瀬戸内国際芸術祭の開催でも有名な小豆島の島内には、昔懐かしい給食メニューを銀色のアルマイト食器で楽しむことができる「二十四の瞳 映画村」があります。

給食セットを食べたあと、穏やかな瀬戸内海や昭和初期の街並み、レトロな木造校舎を眺めながら散策していると、知人の現役教師から聞いたある言葉が頭をよぎり、給食の始まりや役割について無性に知りたくなりました。

そこで今回は、給食の歴史をおさらいし、教師たちが直面する現在の給食の問題を見ていきます。最後には昔懐かしい給食や現在の給食を楽しむ方法についてもご紹介します。

給食の始まりと歴史

「二十四の瞳 映画村」教室(筆者撮影、以下同)


日本で給食が始まったのは今から130年以上も前の明治22年(1889年)、大日本帝国憲法が発布された年です。
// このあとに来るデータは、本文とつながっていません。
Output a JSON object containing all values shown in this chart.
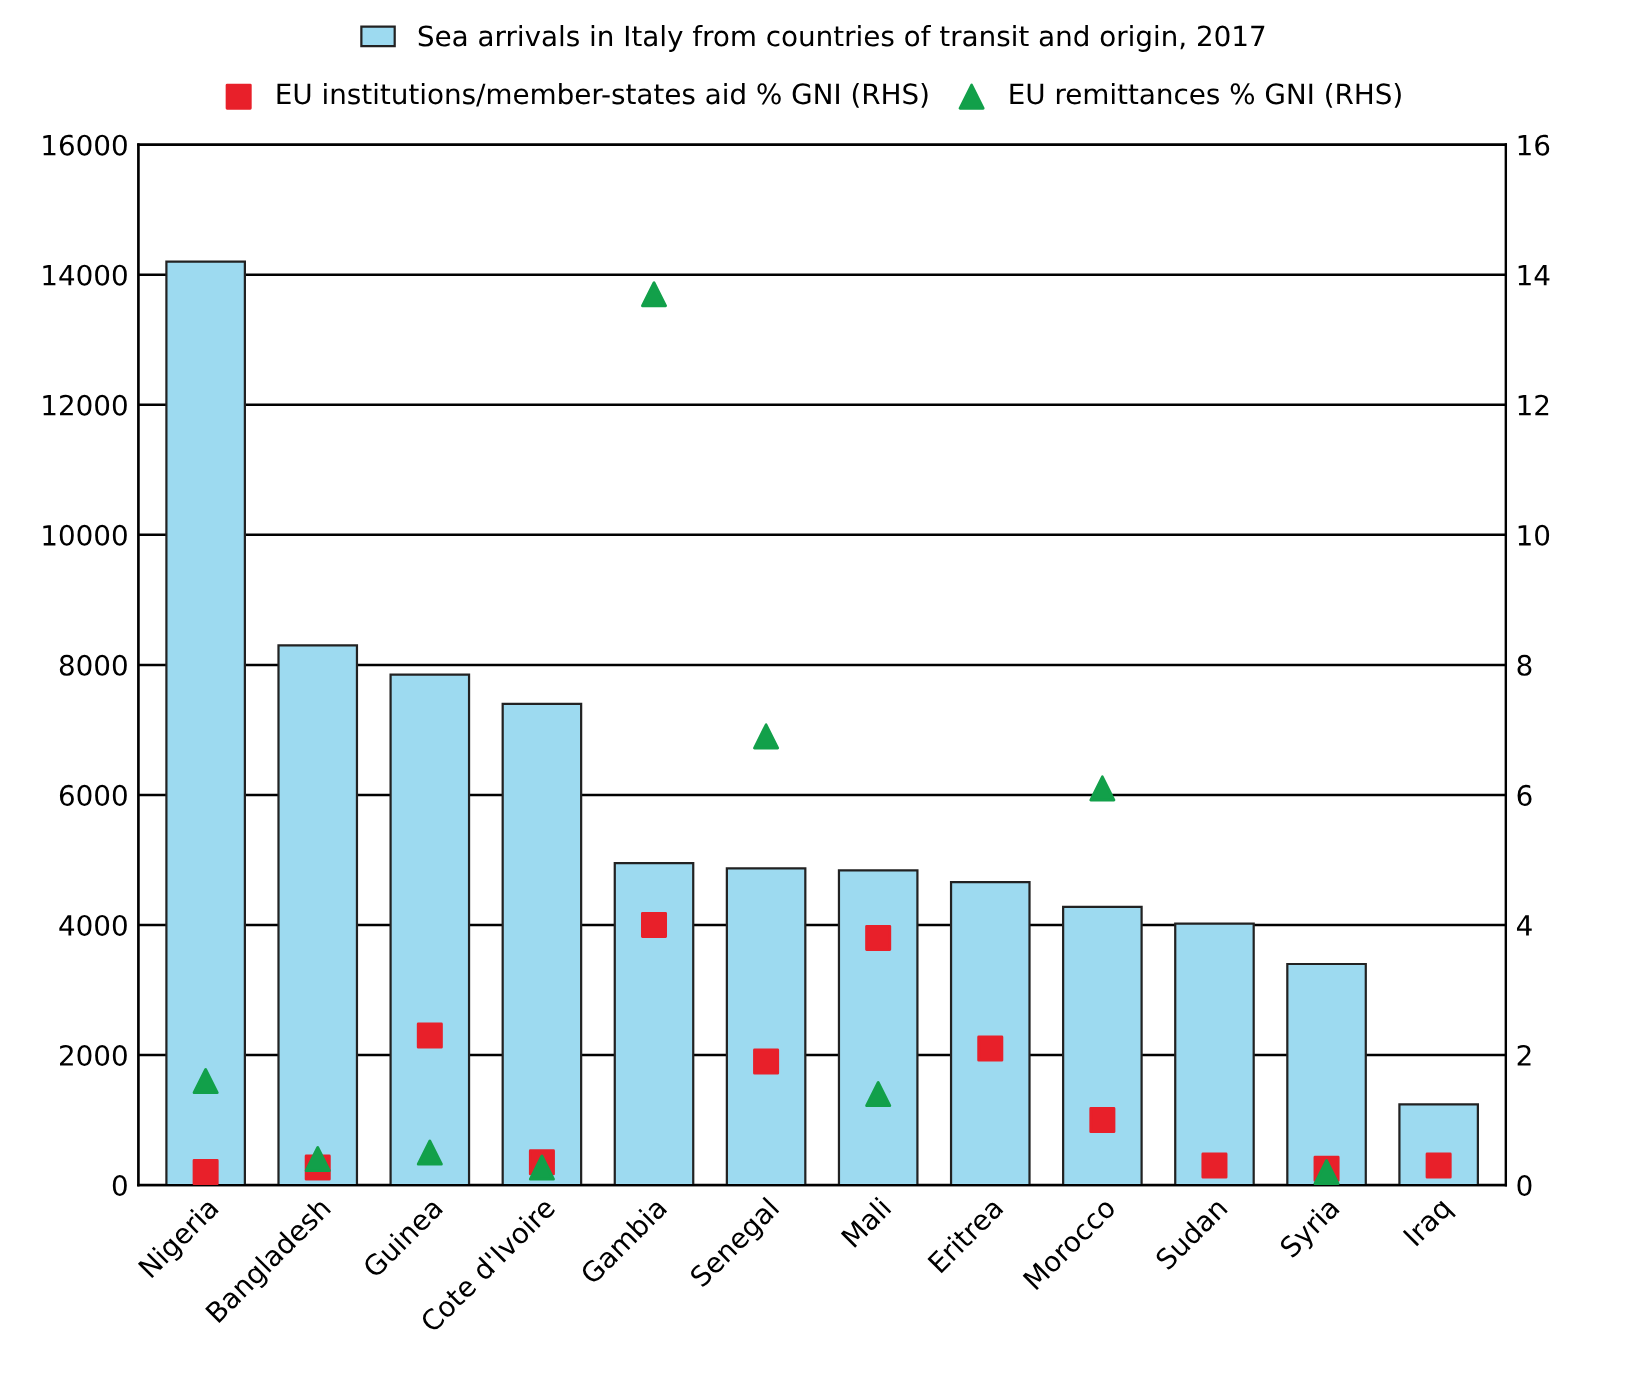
{
  "chart_data": {
    "type": "bar",
    "categories": [
      "Nigeria",
      "Bangladesh",
      "Guinea",
      "Cote d'Ivoire",
      "Gambia",
      "Senegal",
      "Mali",
      "Eritrea",
      "Morocco",
      "Sudan",
      "Syria",
      "Iraq"
    ],
    "series": [
      {
        "name": "Sea arrivals in Italy from countries of transit and origin, 2017",
        "color": "#9ddaf0",
        "values": [
          14200,
          8300,
          7850,
          7400,
          4950,
          4870,
          4840,
          4660,
          4280,
          4020,
          3400,
          1240
        ]
      },
      {
        "name": "EU institutions/member-states aid % GNI (RHS)",
        "type": "scatter",
        "axis": "y2",
        "marker": "square",
        "color": "#e8202a",
        "values": [
          0.2,
          0.27,
          2.3,
          0.35,
          4.0,
          1.9,
          3.8,
          2.1,
          1.0,
          0.3,
          0.25,
          0.3
        ]
      },
      {
        "name": "EU remittances % GNI (RHS)",
        "type": "scatter",
        "axis": "y2",
        "marker": "triangle",
        "color": "#12a04a",
        "values": [
          1.6,
          0.4,
          0.5,
          0.27,
          13.7,
          6.9,
          1.4,
          null,
          6.1,
          null,
          0.2,
          null
        ]
      }
    ],
    "ylim": [
      0,
      16000
    ],
    "yticks": [
      0,
      2000,
      4000,
      6000,
      8000,
      10000,
      12000,
      14000,
      16000
    ],
    "y2lim": [
      0,
      16
    ],
    "y2ticks": [
      0,
      2,
      4,
      6,
      8,
      10,
      12,
      14,
      16
    ],
    "grid": "y",
    "legend": "top"
  }
}
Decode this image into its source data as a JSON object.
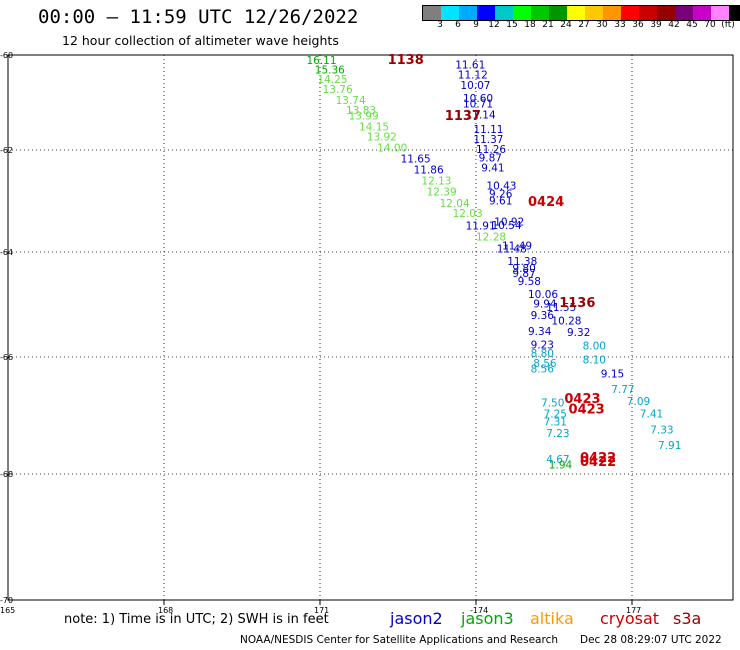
{
  "header": {
    "title": "00:00 — 11:59 UTC 12/26/2022",
    "subtitle": "12 hour collection of altimeter wave heights"
  },
  "colorbar": {
    "colors": [
      "#7f7f7f",
      "#00e5ff",
      "#00aaff",
      "#0000ff",
      "#00c8c8",
      "#00ff00",
      "#00c800",
      "#009600",
      "#ffff00",
      "#ffc800",
      "#ff9600",
      "#ff0000",
      "#c80000",
      "#960000",
      "#780078",
      "#c800c8",
      "#ff82ff",
      "#000000"
    ],
    "labels": [
      "3",
      "6",
      "9",
      "12",
      "15",
      "18",
      "21",
      "24",
      "27",
      "30",
      "33",
      "36",
      "39",
      "42",
      "45",
      "70",
      "(ft)"
    ]
  },
  "map": {
    "lat_ticks": [
      "-60",
      "-62",
      "-64",
      "-66",
      "-68",
      "-70"
    ],
    "lon_ticks": [
      "165",
      "168",
      "171",
      "-174",
      "177"
    ]
  },
  "colors": {
    "jason2": "#0000cc",
    "jason3": "#00aa00",
    "altika": "#ff9900",
    "cryosat": "#cc0000",
    "s3a": "#990000",
    "cyan": "#00a6c8",
    "lightgreen": "#66dd44"
  },
  "passes": [
    {
      "text": "1138",
      "sat": "s3a",
      "lon": 172.3,
      "lat": -60.08
    },
    {
      "text": "1137",
      "sat": "s3a",
      "lon": 173.4,
      "lat": -61.26
    },
    {
      "text": "0424",
      "sat": "cryosat",
      "lon": 175.0,
      "lat": -63.0
    },
    {
      "text": "1136",
      "sat": "s3a",
      "lon": 175.6,
      "lat": -64.95
    },
    {
      "text": "0423",
      "sat": "cryosat",
      "lon": 175.7,
      "lat": -66.7
    },
    {
      "text": "0423",
      "sat": "cryosat",
      "lon": 175.78,
      "lat": -66.88
    },
    {
      "text": "0422",
      "sat": "cryosat",
      "lon": 176.0,
      "lat": -67.71
    },
    {
      "text": "0422",
      "sat": "cryosat",
      "lon": 176.0,
      "lat": -67.78
    }
  ],
  "swh": [
    {
      "text": "16.11",
      "color": "jason3",
      "lon": 170.74,
      "lat": -60.1
    },
    {
      "text": "15.36",
      "color": "jason3",
      "lon": 170.9,
      "lat": -60.3
    },
    {
      "text": "14.25",
      "color": "lightgreen",
      "lon": 170.95,
      "lat": -60.5
    },
    {
      "text": "13.76",
      "color": "lightgreen",
      "lon": 171.05,
      "lat": -60.72
    },
    {
      "text": "13.74",
      "color": "lightgreen",
      "lon": 171.3,
      "lat": -60.95
    },
    {
      "text": "13.83",
      "color": "lightgreen",
      "lon": 171.5,
      "lat": -61.16
    },
    {
      "text": "13.99",
      "color": "lightgreen",
      "lon": 171.55,
      "lat": -61.27
    },
    {
      "text": "14.15",
      "color": "lightgreen",
      "lon": 171.75,
      "lat": -61.5
    },
    {
      "text": "13.92",
      "color": "lightgreen",
      "lon": 171.9,
      "lat": -61.72
    },
    {
      "text": "14.00",
      "color": "lightgreen",
      "lon": 172.1,
      "lat": -61.95
    },
    {
      "text": "11.65",
      "color": "jason2",
      "lon": 172.55,
      "lat": -62.17
    },
    {
      "text": "11.86",
      "color": "jason2",
      "lon": 172.8,
      "lat": -62.38
    },
    {
      "text": "12.13",
      "color": "lightgreen",
      "lon": 172.95,
      "lat": -62.6
    },
    {
      "text": "12.39",
      "color": "lightgreen",
      "lon": 173.05,
      "lat": -62.81
    },
    {
      "text": "12.04",
      "color": "lightgreen",
      "lon": 173.3,
      "lat": -63.04
    },
    {
      "text": "12.03",
      "color": "lightgreen",
      "lon": 173.55,
      "lat": -63.24
    },
    {
      "text": "11.91",
      "color": "jason2",
      "lon": 173.8,
      "lat": -63.48
    },
    {
      "text": "12.28",
      "color": "lightgreen",
      "lon": 174.0,
      "lat": -63.7
    },
    {
      "text": "11.61",
      "color": "jason2",
      "lon": 173.6,
      "lat": -60.2
    },
    {
      "text": "11.12",
      "color": "jason2",
      "lon": 173.65,
      "lat": -60.41
    },
    {
      "text": "10.07",
      "color": "jason2",
      "lon": 173.7,
      "lat": -60.63
    },
    {
      "text": "10.60",
      "color": "jason2",
      "lon": 173.75,
      "lat": -60.9
    },
    {
      "text": "10.71",
      "color": "jason2",
      "lon": 173.75,
      "lat": -61.02
    },
    {
      "text": "11.14",
      "color": "jason2",
      "lon": 173.8,
      "lat": -61.25
    },
    {
      "text": "11.11",
      "color": "jason2",
      "lon": 173.95,
      "lat": -61.56
    },
    {
      "text": "11.37",
      "color": "jason2",
      "lon": 173.95,
      "lat": -61.77
    },
    {
      "text": "11.26",
      "color": "jason2",
      "lon": 174.0,
      "lat": -61.98
    },
    {
      "text": "9.87",
      "color": "jason2",
      "lon": 174.05,
      "lat": -62.15
    },
    {
      "text": "9.41",
      "color": "jason2",
      "lon": 174.1,
      "lat": -62.34
    },
    {
      "text": "10.43",
      "color": "jason2",
      "lon": 174.2,
      "lat": -62.7
    },
    {
      "text": "9.26",
      "color": "jason2",
      "lon": 174.25,
      "lat": -62.85
    },
    {
      "text": "9.61",
      "color": "jason2",
      "lon": 174.25,
      "lat": -62.99
    },
    {
      "text": "10.92",
      "color": "jason2",
      "lon": 174.35,
      "lat": -63.4
    },
    {
      "text": "10.54",
      "color": "jason2",
      "lon": 174.3,
      "lat": -63.47
    },
    {
      "text": "11.49",
      "color": "jason2",
      "lon": 174.5,
      "lat": -63.87
    },
    {
      "text": "11.48",
      "color": "jason2",
      "lon": 174.4,
      "lat": -63.93
    },
    {
      "text": "11.38",
      "color": "jason2",
      "lon": 174.6,
      "lat": -64.17
    },
    {
      "text": "9.80",
      "color": "jason2",
      "lon": 174.7,
      "lat": -64.3
    },
    {
      "text": "9.87",
      "color": "jason2",
      "lon": 174.7,
      "lat": -64.4
    },
    {
      "text": "9.58",
      "color": "jason2",
      "lon": 174.8,
      "lat": -64.55
    },
    {
      "text": "10.06",
      "color": "jason2",
      "lon": 175.0,
      "lat": -64.8
    },
    {
      "text": "9.94",
      "color": "jason2",
      "lon": 175.1,
      "lat": -64.98
    },
    {
      "text": "11.55",
      "color": "jason2",
      "lon": 175.35,
      "lat": -65.05
    },
    {
      "text": "9.36",
      "color": "jason2",
      "lon": 175.05,
      "lat": -65.2
    },
    {
      "text": "10.28",
      "color": "jason2",
      "lon": 175.45,
      "lat": -65.3
    },
    {
      "text": "9.34",
      "color": "jason2",
      "lon": 175.0,
      "lat": -65.5
    },
    {
      "text": "9.32",
      "color": "jason2",
      "lon": 175.75,
      "lat": -65.52
    },
    {
      "text": "9.23",
      "color": "jason2",
      "lon": 175.05,
      "lat": -65.76
    },
    {
      "text": "8.80",
      "color": "cyan",
      "lon": 175.05,
      "lat": -65.92
    },
    {
      "text": "8.00",
      "color": "cyan",
      "lon": 176.05,
      "lat": -65.78
    },
    {
      "text": "8.56",
      "color": "cyan",
      "lon": 175.1,
      "lat": -66.1
    },
    {
      "text": "8.10",
      "color": "cyan",
      "lon": 176.05,
      "lat": -66.04
    },
    {
      "text": "8.56",
      "color": "cyan",
      "lon": 175.05,
      "lat": -66.2
    },
    {
      "text": "9.15",
      "color": "jason2",
      "lon": 176.4,
      "lat": -66.28
    },
    {
      "text": "7.77",
      "color": "cyan",
      "lon": 176.6,
      "lat": -66.55
    },
    {
      "text": "7.50",
      "color": "cyan",
      "lon": 175.25,
      "lat": -66.78
    },
    {
      "text": "7.09",
      "color": "cyan",
      "lon": 176.9,
      "lat": -66.75
    },
    {
      "text": "7.41",
      "color": "cyan",
      "lon": 177.15,
      "lat": -66.97
    },
    {
      "text": "7.25",
      "color": "cyan",
      "lon": 175.3,
      "lat": -66.97
    },
    {
      "text": "7.31",
      "color": "cyan",
      "lon": 175.3,
      "lat": -67.1
    },
    {
      "text": "7.33",
      "color": "cyan",
      "lon": 177.35,
      "lat": -67.24
    },
    {
      "text": "7.23",
      "color": "cyan",
      "lon": 175.35,
      "lat": -67.3
    },
    {
      "text": "7.91",
      "color": "cyan",
      "lon": 177.5,
      "lat": -67.5
    },
    {
      "text": "4.67",
      "color": "cyan",
      "lon": 175.35,
      "lat": -67.74
    },
    {
      "text": "1.94",
      "color": "jason3",
      "lon": 175.4,
      "lat": -67.84
    }
  ],
  "legend": {
    "note": "note: 1) Time is in UTC; 2) SWH is in feet",
    "jason2": "jason2",
    "jason3": "jason3",
    "altika": "altika",
    "cryosat": "cryosat",
    "s3a": "s3a"
  },
  "footer": {
    "credit": "NOAA/NESDIS Center for Satellite Applications and Research",
    "stamp": "Dec 28 08:29:07 UTC 2022"
  }
}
当時は貧しい家庭が多く、就学率も低かったため、山形県鶴岡町の大督寺(だいとくじ)が本堂の一部を利用して「私立忠愛小学校」を開校し、昼食を無料で提供したのが始まりとされています。

お弁当を持ってこられない子供たちのために、お坊さんたちが家々をまわってお金やお米をもらい、おにぎりや魚、漬物などを提供したというのですから頭が下がります。

給食の実施と食糧不足による自然中止

「二十四の瞳 映画村」昭和の街並み


給食発祥の地となった「私立忠愛小学校」は、残念ながら火災によって明治30年(1897年)に焼失していますが、給食制度は寄付金などをもとに戦争によって自然中止となるまで継続されました。

また、明治40年(1907年)には、広島県大草村義務奨励会による給食の提供が行われたほか、秋田県の小学校では貧困児童のための給食がスタート。その後、貧困児童の救済や栄養改善の目的で給食は全国に広まりました。

しかし、第二次世界大戦が太平洋戦争という局面を迎えた昭和16年(1941年)、食料不足が原因で全国的に給食が中止されてしまいます。例外として、栄養不足の児童には戦時中も無償で食事が提供されたこともあったようです。